Tully's reports profit for year with sale of Japanese operations
The sale of its Japan operation and expanding wholesale operation pushed Tully's Coffee of Seattle into the black for its fiscal year 2006.
The Seattle company that sells coffee and operates a chain of cafes benefited from opening 14 stores in the last year and an extra week in the fiscal year that ended April 2. Product sales increased 3.5 percent to $51.4 million.
Tully's wholesale division sales rose $3.7 million to $13.2 million, a 38.6 percent increase from last year. Tully's retail division sales were $38.2 million, reflecting a 2.1 percent decline in comparable store sales. Tully's specialty division now has franchised stores in Arizona, California, Idaho, Oregon and Washington.

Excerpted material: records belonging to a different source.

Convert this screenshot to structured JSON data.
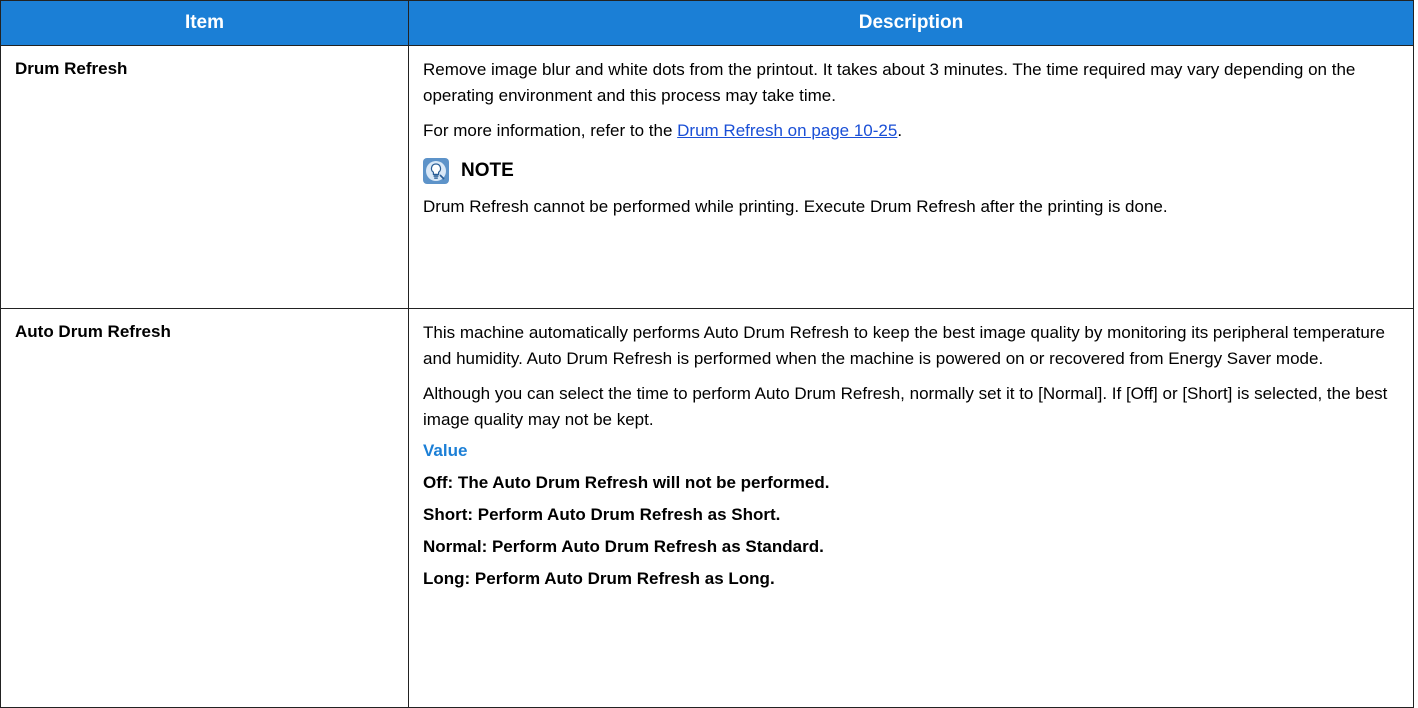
{
  "table": {
    "headers": [
      "Item",
      "Description"
    ],
    "rows": [
      {
        "item": "Drum Refresh",
        "desc_p1": "Remove image blur and white dots from the printout. It takes about 3 minutes. The time required may vary depending on the operating environment and this process may take time.",
        "desc_p2_prefix": "For more information, refer to the ",
        "desc_p2_link": "Drum Refresh on page 10-25",
        "desc_p2_suffix": ".",
        "note_label": "NOTE",
        "note_text": "Drum Refresh cannot be performed while printing. Execute Drum Refresh after the printing is done."
      },
      {
        "item": "Auto Drum Refresh",
        "desc_p1": "This machine automatically performs Auto Drum Refresh to keep the best image quality by monitoring its peripheral temperature and humidity. Auto Drum Refresh is performed when the machine is powered on or recovered from Energy Saver mode.",
        "desc_p2": "Although you can select the time to perform Auto Drum Refresh, normally set it to [Normal]. If [Off] or [Short] is selected, the best image quality may not be kept.",
        "value_title": "Value",
        "values": [
          "Off: The Auto Drum Refresh will not be performed.",
          "Short: Perform Auto Drum Refresh as Short.",
          "Normal: Perform Auto Drum Refresh as Standard.",
          "Long: Perform Auto Drum Refresh as Long."
        ]
      }
    ]
  },
  "colors": {
    "header_bg": "#1b7fd6",
    "link": "#1a4fd6",
    "value_title": "#1b7fd6",
    "note_icon_bg": "#5d93c9"
  },
  "icons": {
    "note": "note-lightbulb-icon"
  }
}
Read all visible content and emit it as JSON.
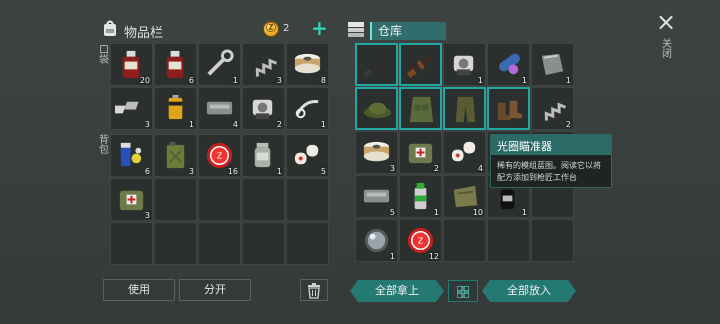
{
  "header": {
    "inventory_title": "物品栏",
    "coins": "2",
    "plus": "+",
    "storage_title": "仓库",
    "close_label": "关闭",
    "close_icon": "×"
  },
  "side_labels": {
    "pocket": "口袋",
    "backpack": "背包"
  },
  "pocket_slots": [
    {
      "icon": "blood-bottle",
      "count": "20"
    },
    {
      "icon": "blood-bottle",
      "count": "6"
    },
    {
      "icon": "wrench",
      "count": "1"
    },
    {
      "icon": "spring",
      "count": "3"
    },
    {
      "icon": "thread-spool",
      "count": "8"
    },
    {
      "icon": "scrap-metal",
      "count": "3"
    },
    {
      "icon": "battery",
      "count": "1"
    },
    {
      "icon": "metal-plate",
      "count": "4"
    },
    {
      "icon": "engine-part",
      "count": "2"
    },
    {
      "icon": "scope-part",
      "count": "1"
    }
  ],
  "backpack_slots": [
    {
      "icon": "pills",
      "count": "6"
    },
    {
      "icon": "jerrycan",
      "count": "3"
    },
    {
      "icon": "bottle-cap",
      "count": "16"
    },
    {
      "icon": "jar",
      "count": "1"
    },
    {
      "icon": "bandage",
      "count": "5"
    },
    {
      "icon": "medkit-bag",
      "count": "3"
    },
    {
      "icon": "",
      "count": ""
    },
    {
      "icon": "",
      "count": ""
    },
    {
      "icon": "",
      "count": ""
    },
    {
      "icon": "",
      "count": ""
    },
    {
      "icon": "",
      "count": ""
    },
    {
      "icon": "",
      "count": ""
    },
    {
      "icon": "",
      "count": ""
    },
    {
      "icon": "",
      "count": ""
    },
    {
      "icon": "",
      "count": ""
    }
  ],
  "storage_slots": [
    {
      "icon": "rifle",
      "count": "",
      "hl": true
    },
    {
      "icon": "ak-rifle",
      "count": "",
      "hl": true
    },
    {
      "icon": "engine-part",
      "count": "1",
      "hl": false
    },
    {
      "icon": "blueprint-roll",
      "count": "1",
      "hl": false
    },
    {
      "icon": "metal-chunk",
      "count": "1",
      "hl": false
    },
    {
      "icon": "cap-hat",
      "count": "",
      "hl": true
    },
    {
      "icon": "vest",
      "count": "",
      "hl": true
    },
    {
      "icon": "pants",
      "count": "",
      "hl": true
    },
    {
      "icon": "boots",
      "count": "",
      "hl": true
    },
    {
      "icon": "spring",
      "count": "2",
      "hl": false
    },
    {
      "icon": "thread-spool",
      "count": "3",
      "hl": false
    },
    {
      "icon": "medkit-bag",
      "count": "2",
      "hl": false
    },
    {
      "icon": "bandage",
      "count": "4",
      "hl": false
    },
    {
      "icon": "",
      "count": "",
      "hl": false
    },
    {
      "icon": "blueprint",
      "count": "1",
      "hl": false
    },
    {
      "icon": "metal-plate",
      "count": "5",
      "hl": false
    },
    {
      "icon": "spray-can",
      "count": "1",
      "hl": false
    },
    {
      "icon": "cloth-bag",
      "count": "10",
      "hl": false
    },
    {
      "icon": "bottle",
      "count": "1",
      "hl": false
    },
    {
      "icon": "",
      "count": "",
      "hl": false
    },
    {
      "icon": "lens",
      "count": "1",
      "hl": false
    },
    {
      "icon": "bottle-cap",
      "count": "12",
      "hl": false
    },
    {
      "icon": "",
      "count": "",
      "hl": false
    },
    {
      "icon": "",
      "count": "",
      "hl": false
    },
    {
      "icon": "",
      "count": "",
      "hl": false
    }
  ],
  "buttons": {
    "use": "使用",
    "split": "分开",
    "take_all": "全部拿上",
    "put_all": "全部放入",
    "trash_icon": "trash-icon",
    "sort_icon": "grid-sort-icon"
  },
  "tooltip": {
    "title": "光圈瞄准器",
    "description": "稀有的模组蓝图。阅读它以将配方添加到枪匠工作台"
  },
  "colors": {
    "accent": "#247a72",
    "highlight_border": "#20a8a4",
    "coin": "#e8a31c"
  }
}
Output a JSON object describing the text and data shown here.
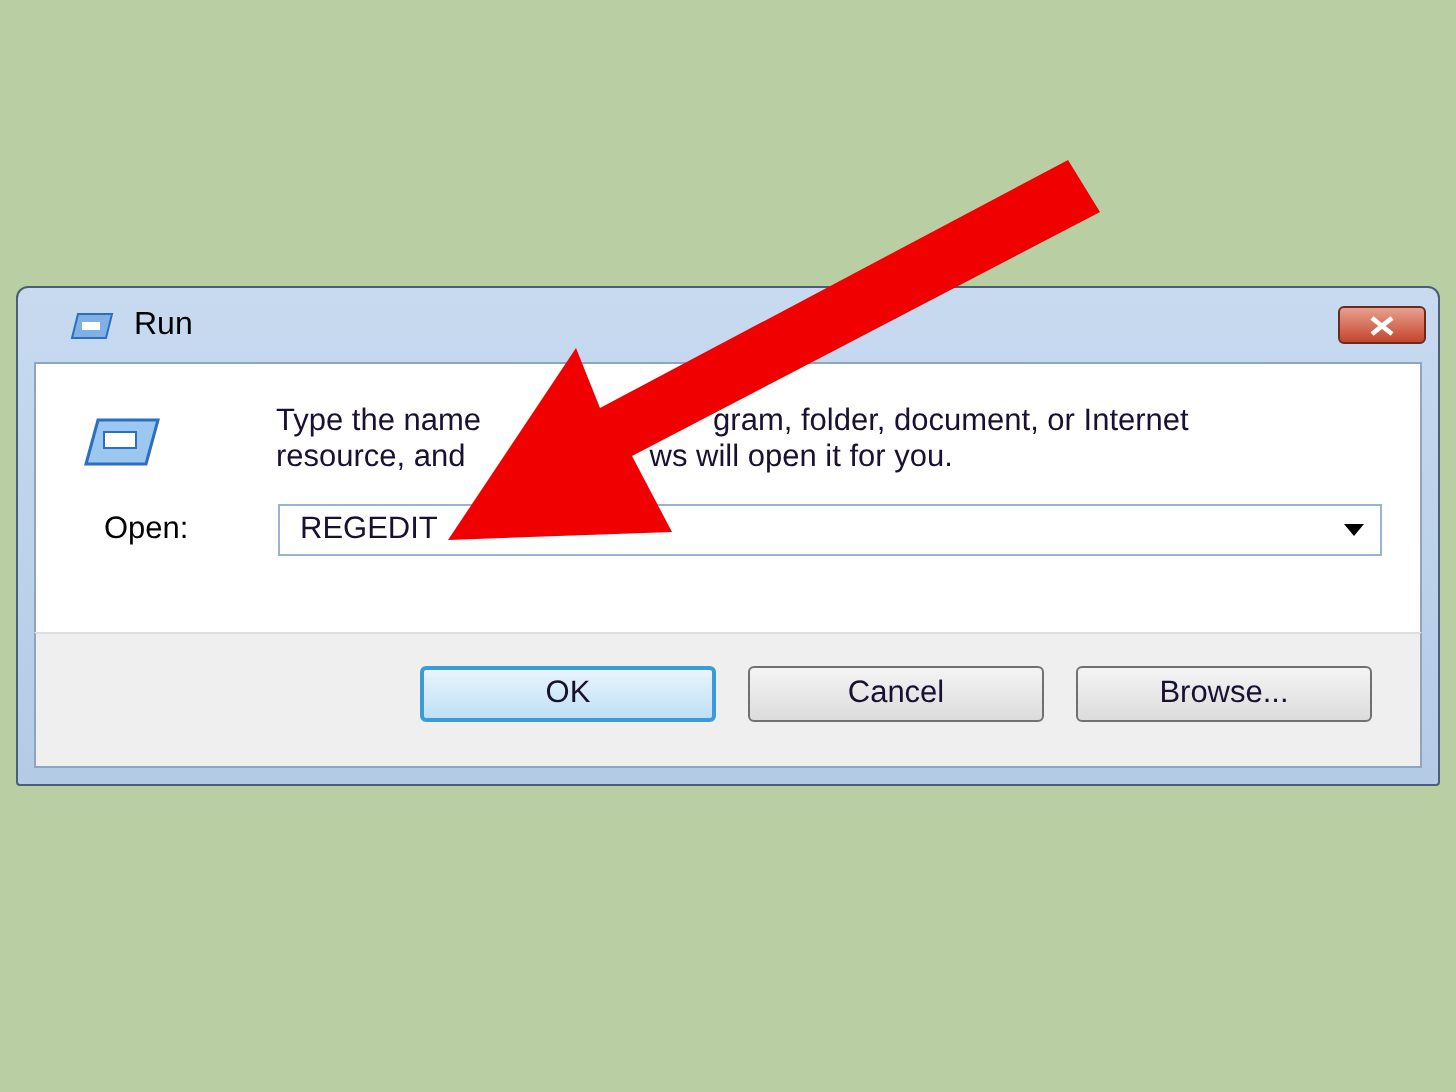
{
  "window": {
    "title": "Run"
  },
  "description": {
    "lines": [
      [
        "Type the name",
        "gram, folder, document, or Internet"
      ],
      [
        "resource, and",
        "ws will open it for you."
      ]
    ]
  },
  "open_field": {
    "label": "Open:",
    "value": "REGEDIT"
  },
  "buttons": [
    {
      "label": "OK",
      "default": true
    },
    {
      "label": "Cancel",
      "default": false
    },
    {
      "label": "Browse...",
      "default": false
    }
  ],
  "overlay": {
    "kind": "arrow"
  }
}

During fiscal 2006, Tully's sold its Japanese trademarks and other Japanese intellectual properties to its licensee for Japan and terminated its license and supply agreements with that licensee. Tully's recognized a one-time gain of $17.4 million on the sale. The company said it used the money to repay most of its debt and spruce up its stores.
Including the gain from the Japan Rights sale, Tully's had net income of $15.4 million compared with a net loss of $4.6 million last year. Earnings before interest, taxes, depreciation, and amortization (EBITDA) for fiscal 2006 was $19.7 million, compared with $2,000 last year.